Segundos más tarde la taza yacía sobre la alfombra. El líquido se había derramado y un intenso dolor en los labios le decía que el café debía estar muy caliente.
—¡Vaya! ¡Qué mala suerte! ¿Estás bien? —aquella voz le hizo volver en sí. En seguida, se vio conducida a otro lugar de la casa por la misma mujer que les había recibido—. Tenemos un pequeño botiquín en el baño que está junto a la cocina —la mujer mantenía la calma—. Si se quita el vestido podré ponerle un compresa fría para calmar el dolor.
Kristi siguió sus indicaciones y dejó pacientemente que le aplicaran la compresa y una pomada que luego quedó cubierta con una gasa.
—Me encargaré de que le busquen algo de ropa y de que su vestido esté listo lo antes posible.
La habitación estaba fría. Kristi se sentía impropia, en medio de aquella estancia vestida solamente con su escasa ropa interior. Era poco probable que el jeque en persona irrumpiera por sorpresa allí pero, al fin y al cabo, ella era una invitada y podría querer comprobar si se hallaba bien.
La quemadura tenía un aspecto abominable, a pesar de los cuidados de la anfitriona. Una gran mancha roja ocupaba toda la parte central de su vientre. Le parecia
 increíble que tan sólo una taza de líquido caliente pudiera ser capaz de cubrir un área tan extensa.
De pronto un ruido la sobresaltó justo antes de ver que la puerta se abría. No podía creerlo, allí delante de ella, estaba el mismísimo Shalef bin Youssef Al-Sa-yed. Sostenía en la mano un albornoz blanco. Ella comenzó a temblar, incapaz de controlar el miedo al verlo entrar y cerrar la puerta.
Instintivamente ella cruzó los brazos para cubrirse el pecho.
—Le sugiero que se cubra con esto. Sería lamentable que además de quemarse se resfriara.
De repente, la habitación le pareció mucho más pequeña. El tamaño de aquel hombre la hacía parecer muy estrecha y se sentía verdaderamente incómoda por la poca ropa que llevaba.
Con un rápido movimiento tomó el albornoz y se lo puso.
—Rochelle asegura que la quemadura, aunque sea dolorosa, no requiere de atención médica alguna. Respecto al vestido, por ser de seda no quedará bien al lavarlo. Le ruego lo reponga y me envíe la factura.
—Eso no será necesario —respondió ella fríamente.
—Permítame que insista —a ella le resultaba difícil sostener su mirada directa y profunda.

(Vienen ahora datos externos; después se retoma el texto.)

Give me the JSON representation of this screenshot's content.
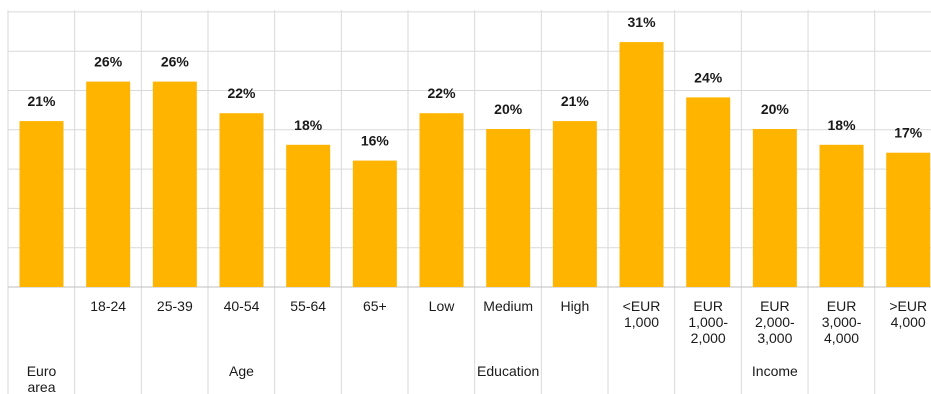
{
  "chart_data": {
    "type": "bar",
    "categories": [
      [
        "",
        ""
      ],
      [
        "18-24"
      ],
      [
        "25-39"
      ],
      [
        "40-54"
      ],
      [
        "55-64"
      ],
      [
        "65+"
      ],
      [
        "Low"
      ],
      [
        "Medium"
      ],
      [
        "High"
      ],
      [
        "<EUR",
        "1,000"
      ],
      [
        "EUR",
        "1,000-",
        "2,000"
      ],
      [
        "EUR",
        "2,000-",
        "3,000"
      ],
      [
        "EUR",
        "3,000-",
        "4,000"
      ],
      [
        ">EUR",
        "4,000"
      ]
    ],
    "values": [
      21,
      26,
      26,
      22,
      18,
      16,
      22,
      20,
      21,
      31,
      24,
      20,
      18,
      17
    ],
    "value_labels": [
      "21%",
      "26%",
      "26%",
      "22%",
      "18%",
      "16%",
      "22%",
      "20%",
      "21%",
      "31%",
      "24%",
      "20%",
      "18%",
      "17%"
    ],
    "groups": [
      {
        "label": [
          "Euro",
          "area"
        ],
        "start": 0,
        "end": 0
      },
      {
        "label": [
          "Age"
        ],
        "start": 1,
        "end": 5
      },
      {
        "label": [
          "Education"
        ],
        "start": 6,
        "end": 8
      },
      {
        "label": [
          "Income"
        ],
        "start": 9,
        "end": 13
      }
    ],
    "bar_color": "#FFB400",
    "grid": true,
    "ylim": [
      0,
      36
    ],
    "title": "",
    "xlabel": "",
    "ylabel": ""
  }
}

—Ha sido un accidente del que soy totalmente responsable —insistió ella, mientras trataba de ocultar la reacción que su presencia provocaba en su cuerpo. Bastante complicado había resultado ya estar junto a él en una habitación llena de gente, pero en aquel momento era muchísimo peor estar a solas.
La miró con sorpresa.
—¿Rechaza que se le reponga el vestido?
—Realmente no quiero discutir con usted.
Suavemente él deslizó su mano hasta el bolsillo del pantalón. Su chaqueta se abrió ligeramente. Bajo
su camisa blanca se adivinaba la tersura de su pecho musculoso cubierto de bello.
—¿Qué es exactamente lo que quiere, señorita Dalton? —aquellas palabras estaban lanzadas con cierto cinismo.

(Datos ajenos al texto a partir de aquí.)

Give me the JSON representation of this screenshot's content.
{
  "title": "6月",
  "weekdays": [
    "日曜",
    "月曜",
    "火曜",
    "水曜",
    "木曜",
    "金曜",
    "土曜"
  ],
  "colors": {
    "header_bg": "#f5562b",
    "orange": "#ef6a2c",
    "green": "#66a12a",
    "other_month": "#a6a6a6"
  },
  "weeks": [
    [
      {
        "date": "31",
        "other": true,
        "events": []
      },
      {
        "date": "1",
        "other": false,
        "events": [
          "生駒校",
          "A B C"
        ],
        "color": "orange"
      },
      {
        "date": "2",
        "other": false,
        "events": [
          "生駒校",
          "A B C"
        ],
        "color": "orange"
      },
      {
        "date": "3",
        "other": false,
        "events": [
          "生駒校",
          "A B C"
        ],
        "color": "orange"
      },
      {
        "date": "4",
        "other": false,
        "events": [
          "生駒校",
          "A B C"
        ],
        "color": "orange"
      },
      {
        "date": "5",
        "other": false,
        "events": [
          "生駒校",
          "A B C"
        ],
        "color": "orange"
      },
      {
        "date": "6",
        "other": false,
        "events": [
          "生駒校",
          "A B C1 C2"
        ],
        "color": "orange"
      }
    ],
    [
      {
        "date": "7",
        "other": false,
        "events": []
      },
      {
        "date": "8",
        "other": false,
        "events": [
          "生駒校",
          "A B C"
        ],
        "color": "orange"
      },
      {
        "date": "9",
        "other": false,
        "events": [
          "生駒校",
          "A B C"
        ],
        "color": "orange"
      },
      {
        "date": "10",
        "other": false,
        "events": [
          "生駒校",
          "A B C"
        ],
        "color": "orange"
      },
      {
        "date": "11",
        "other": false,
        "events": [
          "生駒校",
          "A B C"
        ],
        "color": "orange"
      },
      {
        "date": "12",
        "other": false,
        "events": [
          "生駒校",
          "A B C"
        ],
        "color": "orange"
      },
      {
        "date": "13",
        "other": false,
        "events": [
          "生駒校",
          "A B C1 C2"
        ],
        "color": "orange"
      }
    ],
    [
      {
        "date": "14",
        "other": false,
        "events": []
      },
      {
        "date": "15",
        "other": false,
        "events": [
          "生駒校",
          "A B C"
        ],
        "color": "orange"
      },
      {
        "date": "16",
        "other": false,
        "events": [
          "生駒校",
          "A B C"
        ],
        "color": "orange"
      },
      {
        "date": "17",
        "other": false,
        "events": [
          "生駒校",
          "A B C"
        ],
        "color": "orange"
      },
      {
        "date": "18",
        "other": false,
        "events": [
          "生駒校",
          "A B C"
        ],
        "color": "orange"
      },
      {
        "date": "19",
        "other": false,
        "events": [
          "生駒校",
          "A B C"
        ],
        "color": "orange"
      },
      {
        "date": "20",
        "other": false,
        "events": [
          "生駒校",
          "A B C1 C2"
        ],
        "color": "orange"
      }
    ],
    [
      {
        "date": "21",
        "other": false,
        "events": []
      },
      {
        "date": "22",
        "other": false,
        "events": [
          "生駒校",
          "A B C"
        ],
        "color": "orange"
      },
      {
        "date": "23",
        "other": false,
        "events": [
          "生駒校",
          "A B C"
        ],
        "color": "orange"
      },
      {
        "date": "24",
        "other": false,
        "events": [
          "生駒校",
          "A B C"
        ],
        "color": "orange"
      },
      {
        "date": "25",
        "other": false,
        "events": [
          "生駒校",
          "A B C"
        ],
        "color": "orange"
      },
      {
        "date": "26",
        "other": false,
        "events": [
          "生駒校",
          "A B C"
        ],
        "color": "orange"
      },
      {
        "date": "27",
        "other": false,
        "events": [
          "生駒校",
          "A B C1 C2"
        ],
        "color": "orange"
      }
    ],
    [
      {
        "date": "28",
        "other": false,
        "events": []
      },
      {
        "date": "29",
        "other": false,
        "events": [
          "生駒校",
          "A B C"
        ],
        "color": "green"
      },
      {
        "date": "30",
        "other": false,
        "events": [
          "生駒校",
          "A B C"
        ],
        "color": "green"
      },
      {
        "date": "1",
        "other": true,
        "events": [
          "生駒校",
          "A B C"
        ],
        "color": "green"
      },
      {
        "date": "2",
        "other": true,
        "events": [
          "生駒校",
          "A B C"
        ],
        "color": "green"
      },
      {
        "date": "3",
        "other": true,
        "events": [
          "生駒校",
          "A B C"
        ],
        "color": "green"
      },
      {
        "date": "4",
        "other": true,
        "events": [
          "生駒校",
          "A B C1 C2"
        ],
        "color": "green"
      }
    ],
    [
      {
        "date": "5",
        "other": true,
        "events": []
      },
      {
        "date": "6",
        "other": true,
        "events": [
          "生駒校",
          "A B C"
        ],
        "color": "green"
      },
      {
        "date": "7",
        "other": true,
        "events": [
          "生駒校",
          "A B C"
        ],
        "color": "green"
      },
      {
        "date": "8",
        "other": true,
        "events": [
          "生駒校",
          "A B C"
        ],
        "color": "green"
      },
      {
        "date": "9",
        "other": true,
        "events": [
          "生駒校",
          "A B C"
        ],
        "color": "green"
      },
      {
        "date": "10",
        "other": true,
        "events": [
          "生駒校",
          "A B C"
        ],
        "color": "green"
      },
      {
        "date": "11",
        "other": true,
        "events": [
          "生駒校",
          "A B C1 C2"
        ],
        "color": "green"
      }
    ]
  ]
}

Los músculos de la columna se le contrajeron. Levantó la barbilla y no pudo evitar un brillo expresivo en la mirada.
Él sonrió, pero en su rostro no había el más mínimo atisbo de humor.
—Durante toda la noche he estado intrigado preguntándome qué método utilizaría usted para atraer mi atención. Pero desde luego nunca imaginé que llegaría a autolastimarse para ello.